Specializes in Nursing assistant.
No, V-tach is never paced. Stable is treated first with drugs and then sync cardiovert if continues/not improved. Unstable V-tach is always sync cardiovert. Pulseless V-tach is immediate defibrillation.

Is v tach considered stable when there is an accompanying pulse and no symptoms,

and Really really unstable when pulseless. (defib-and-go-through-his-pocket -for-loose-change-unstable)

and is the inbetween unstable V tach when there is a pulse, but the patient is having symptoms?

V tach can actually be paced, on a very rare occasion.
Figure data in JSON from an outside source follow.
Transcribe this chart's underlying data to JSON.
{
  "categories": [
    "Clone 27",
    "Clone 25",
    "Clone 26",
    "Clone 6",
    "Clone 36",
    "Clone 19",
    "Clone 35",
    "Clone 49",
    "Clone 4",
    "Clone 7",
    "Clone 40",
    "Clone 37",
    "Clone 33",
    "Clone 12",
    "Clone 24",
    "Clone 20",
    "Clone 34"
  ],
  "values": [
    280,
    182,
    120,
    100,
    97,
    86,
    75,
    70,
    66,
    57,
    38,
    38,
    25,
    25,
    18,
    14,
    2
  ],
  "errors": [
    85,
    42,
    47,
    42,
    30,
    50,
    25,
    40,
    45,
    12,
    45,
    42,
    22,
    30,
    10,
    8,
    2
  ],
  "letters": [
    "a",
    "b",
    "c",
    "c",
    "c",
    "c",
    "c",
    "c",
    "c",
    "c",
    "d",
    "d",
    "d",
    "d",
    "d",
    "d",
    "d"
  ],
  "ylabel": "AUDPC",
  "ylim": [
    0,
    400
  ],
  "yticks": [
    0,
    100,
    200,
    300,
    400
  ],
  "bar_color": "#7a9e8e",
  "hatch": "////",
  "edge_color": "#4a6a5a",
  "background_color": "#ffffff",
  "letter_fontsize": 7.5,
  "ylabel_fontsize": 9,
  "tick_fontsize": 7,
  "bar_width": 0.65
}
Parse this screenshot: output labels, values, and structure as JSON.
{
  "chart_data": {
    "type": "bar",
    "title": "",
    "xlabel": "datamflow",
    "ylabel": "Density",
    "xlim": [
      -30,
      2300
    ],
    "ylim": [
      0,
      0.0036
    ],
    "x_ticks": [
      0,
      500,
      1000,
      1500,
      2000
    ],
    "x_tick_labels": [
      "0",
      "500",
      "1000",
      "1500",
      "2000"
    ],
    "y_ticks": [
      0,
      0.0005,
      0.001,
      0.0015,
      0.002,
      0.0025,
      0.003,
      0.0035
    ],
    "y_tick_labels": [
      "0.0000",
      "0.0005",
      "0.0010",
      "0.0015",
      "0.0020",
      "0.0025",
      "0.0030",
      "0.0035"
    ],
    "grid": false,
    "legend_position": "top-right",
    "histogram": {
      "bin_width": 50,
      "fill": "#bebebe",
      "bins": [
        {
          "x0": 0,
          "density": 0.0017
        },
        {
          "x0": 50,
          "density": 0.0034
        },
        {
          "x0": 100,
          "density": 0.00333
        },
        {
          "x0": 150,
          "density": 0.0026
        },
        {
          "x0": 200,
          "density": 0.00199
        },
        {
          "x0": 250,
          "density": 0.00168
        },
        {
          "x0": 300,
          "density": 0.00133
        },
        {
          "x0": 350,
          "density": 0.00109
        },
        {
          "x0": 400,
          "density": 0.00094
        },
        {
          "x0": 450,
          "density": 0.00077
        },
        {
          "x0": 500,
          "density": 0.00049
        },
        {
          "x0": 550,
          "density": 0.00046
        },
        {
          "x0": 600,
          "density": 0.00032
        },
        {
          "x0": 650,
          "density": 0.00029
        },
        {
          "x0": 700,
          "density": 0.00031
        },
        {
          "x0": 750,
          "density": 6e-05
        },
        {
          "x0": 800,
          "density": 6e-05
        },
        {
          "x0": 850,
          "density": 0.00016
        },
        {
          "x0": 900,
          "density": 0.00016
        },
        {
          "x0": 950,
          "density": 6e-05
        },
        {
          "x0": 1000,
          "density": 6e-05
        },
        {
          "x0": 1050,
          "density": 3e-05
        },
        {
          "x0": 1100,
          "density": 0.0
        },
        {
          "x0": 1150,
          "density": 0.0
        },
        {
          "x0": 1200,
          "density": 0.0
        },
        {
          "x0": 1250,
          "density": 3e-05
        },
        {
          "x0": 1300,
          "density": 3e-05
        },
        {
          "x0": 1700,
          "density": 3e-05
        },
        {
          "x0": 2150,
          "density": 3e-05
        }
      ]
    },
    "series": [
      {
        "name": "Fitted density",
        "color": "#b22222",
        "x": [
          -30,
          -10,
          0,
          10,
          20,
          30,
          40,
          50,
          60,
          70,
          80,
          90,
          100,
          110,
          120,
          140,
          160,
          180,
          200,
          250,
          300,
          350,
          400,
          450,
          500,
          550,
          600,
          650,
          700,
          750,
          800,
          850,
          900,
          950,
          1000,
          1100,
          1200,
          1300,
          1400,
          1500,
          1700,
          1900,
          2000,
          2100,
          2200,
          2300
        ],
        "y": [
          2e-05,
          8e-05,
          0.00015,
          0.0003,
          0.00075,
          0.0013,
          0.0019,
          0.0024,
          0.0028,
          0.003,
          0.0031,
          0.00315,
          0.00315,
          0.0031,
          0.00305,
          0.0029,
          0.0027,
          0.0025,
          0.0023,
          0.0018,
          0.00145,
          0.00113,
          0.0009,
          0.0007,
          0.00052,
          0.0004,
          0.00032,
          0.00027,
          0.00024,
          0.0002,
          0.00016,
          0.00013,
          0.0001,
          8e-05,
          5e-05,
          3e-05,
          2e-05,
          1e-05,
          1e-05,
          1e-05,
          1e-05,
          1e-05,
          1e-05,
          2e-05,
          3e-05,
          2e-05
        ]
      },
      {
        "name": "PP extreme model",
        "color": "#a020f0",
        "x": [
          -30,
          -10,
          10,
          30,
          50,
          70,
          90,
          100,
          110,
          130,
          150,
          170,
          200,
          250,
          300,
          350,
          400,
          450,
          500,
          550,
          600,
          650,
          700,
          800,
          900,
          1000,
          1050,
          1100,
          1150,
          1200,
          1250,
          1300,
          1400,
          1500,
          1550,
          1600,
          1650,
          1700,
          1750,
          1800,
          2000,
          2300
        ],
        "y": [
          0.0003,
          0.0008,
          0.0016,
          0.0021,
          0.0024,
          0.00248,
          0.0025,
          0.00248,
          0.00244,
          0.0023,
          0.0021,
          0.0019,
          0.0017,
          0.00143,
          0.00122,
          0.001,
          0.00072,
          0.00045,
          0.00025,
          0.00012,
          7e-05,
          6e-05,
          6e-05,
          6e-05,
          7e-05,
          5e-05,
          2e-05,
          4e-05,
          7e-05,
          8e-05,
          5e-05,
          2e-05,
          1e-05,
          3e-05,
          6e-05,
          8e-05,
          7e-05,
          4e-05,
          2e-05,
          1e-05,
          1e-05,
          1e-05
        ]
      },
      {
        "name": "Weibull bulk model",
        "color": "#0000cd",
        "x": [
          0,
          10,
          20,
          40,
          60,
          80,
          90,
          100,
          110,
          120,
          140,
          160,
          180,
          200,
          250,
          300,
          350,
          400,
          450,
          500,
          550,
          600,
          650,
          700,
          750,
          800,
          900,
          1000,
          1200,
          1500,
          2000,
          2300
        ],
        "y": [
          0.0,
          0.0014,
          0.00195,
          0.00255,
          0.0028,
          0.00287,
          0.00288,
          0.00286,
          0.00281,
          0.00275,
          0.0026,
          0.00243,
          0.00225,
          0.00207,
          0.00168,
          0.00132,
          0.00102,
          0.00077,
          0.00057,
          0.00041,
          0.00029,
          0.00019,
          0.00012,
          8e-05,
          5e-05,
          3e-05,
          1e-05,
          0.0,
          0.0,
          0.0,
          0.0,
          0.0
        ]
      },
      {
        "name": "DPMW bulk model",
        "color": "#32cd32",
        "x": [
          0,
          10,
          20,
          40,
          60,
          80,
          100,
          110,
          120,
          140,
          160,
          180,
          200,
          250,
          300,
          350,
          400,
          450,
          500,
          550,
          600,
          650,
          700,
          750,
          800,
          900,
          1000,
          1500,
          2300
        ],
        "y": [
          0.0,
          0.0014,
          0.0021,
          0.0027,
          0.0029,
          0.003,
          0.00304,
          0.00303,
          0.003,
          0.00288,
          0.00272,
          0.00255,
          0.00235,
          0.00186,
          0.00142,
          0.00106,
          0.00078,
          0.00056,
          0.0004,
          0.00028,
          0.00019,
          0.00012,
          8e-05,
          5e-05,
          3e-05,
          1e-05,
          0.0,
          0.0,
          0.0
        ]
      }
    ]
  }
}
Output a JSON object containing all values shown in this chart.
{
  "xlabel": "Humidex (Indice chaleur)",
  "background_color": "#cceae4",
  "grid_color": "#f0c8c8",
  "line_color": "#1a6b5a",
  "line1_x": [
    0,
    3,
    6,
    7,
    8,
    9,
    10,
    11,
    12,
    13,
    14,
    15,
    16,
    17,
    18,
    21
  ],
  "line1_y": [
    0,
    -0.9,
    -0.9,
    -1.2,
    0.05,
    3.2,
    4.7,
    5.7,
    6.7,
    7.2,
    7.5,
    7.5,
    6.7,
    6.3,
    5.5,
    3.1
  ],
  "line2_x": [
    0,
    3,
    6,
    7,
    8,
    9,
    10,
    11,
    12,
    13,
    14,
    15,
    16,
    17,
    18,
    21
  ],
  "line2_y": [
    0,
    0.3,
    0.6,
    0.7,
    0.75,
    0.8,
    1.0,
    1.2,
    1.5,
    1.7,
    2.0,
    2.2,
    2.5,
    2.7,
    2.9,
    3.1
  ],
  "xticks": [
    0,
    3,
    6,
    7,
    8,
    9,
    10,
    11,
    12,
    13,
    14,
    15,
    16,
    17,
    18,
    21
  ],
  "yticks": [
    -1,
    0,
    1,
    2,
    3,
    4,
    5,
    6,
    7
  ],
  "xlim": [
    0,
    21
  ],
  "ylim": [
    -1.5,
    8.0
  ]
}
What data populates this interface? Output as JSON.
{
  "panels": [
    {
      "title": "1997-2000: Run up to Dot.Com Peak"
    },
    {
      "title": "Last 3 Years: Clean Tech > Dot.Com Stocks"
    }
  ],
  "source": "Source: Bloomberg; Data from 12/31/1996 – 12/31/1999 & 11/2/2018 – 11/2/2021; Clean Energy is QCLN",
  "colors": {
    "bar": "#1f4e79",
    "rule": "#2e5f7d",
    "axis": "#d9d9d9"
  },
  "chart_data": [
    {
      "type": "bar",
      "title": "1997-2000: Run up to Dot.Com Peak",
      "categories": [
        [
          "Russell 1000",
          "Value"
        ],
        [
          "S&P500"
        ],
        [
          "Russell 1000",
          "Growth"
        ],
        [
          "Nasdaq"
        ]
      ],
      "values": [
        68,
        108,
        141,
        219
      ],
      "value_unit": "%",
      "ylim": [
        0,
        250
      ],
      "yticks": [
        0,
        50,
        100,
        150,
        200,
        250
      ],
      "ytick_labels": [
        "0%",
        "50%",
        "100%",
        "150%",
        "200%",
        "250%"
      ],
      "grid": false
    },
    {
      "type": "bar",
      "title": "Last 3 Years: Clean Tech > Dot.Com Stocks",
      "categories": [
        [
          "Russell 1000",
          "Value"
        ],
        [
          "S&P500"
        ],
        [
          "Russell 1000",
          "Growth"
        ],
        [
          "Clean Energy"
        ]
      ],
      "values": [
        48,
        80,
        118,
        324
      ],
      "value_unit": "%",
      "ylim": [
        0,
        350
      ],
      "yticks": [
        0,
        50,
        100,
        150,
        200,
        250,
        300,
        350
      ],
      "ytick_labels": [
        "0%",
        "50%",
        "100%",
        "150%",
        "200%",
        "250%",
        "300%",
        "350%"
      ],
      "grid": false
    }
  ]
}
If it is a stable polymorphic VT with a wide complex, then you can try overdrive pacing. Hardly seen on a regular basis, but it is out there. Patient's prone to this type of VT often will have a PM/AICD because pacing the VT has a potential to cause VF.

Specializes in Education, FP, LNC, Forensics, ED, OB.
Is v tach considered stable when there is an accompanying pulse and no symptoms,

and Really really unstable when pulseless. (defib-and-go-through-his-pocket -for-loose-change-unstable)

and is the inbetween unstable V tach when there is a pulse, but the patient is having symptoms?

Hello, chadash,

V-Tach is considered stable without s/s, yes. A pulse is present.

Pulseless V-Tach is I suppose you could say the most unstable, yes. They are dead without defibrillation attempts to convert the lethal rhythm and attempts at correcting the underlying etiology.

Yes, the "in-between" V-Tach is considered unstable (pt. has a pulse) and with s/s.

Specializes in Education, FP, LNC, Forensics, ED, OB.
V tach can actually be paced, on a very rare occasion. If it is a stable polymorphic VT with a wide complex, then you can try overdrive pacing. Hardly seen on a regular basis, but it is out there. Patient's prone to this type of VT often will have a PM/AICD because pacing the VT has a potential to cause VF.

Hello, shadowflightnurse,

For potentially unstable rhythms (the title of this thread), the treatment is drugs for stable V-Tach (the arrhythmia in question) and sync-cardiovert for unstable V-Tach.

As for the pacing. This is not utilized in the general tx of V-Tach in the patient being seen in the situation as outlined here. Treatment is using ACLS guidelines.......stable, drugs and unstable, sync-cardioversion.

You are referring to Antitachycardia Pacing for V-Tach (ATP). Yes, this is fairly reliable for slow V-Tach with a low risk for acceleration. There is a defib backup with this approach.

One would not be interested in "burst" and/or "ramp" pacing of ATP when caring for the individual in V-Tach as is the OP question regarding stable and/or unstable .... or, potentially unstable rhythm/s.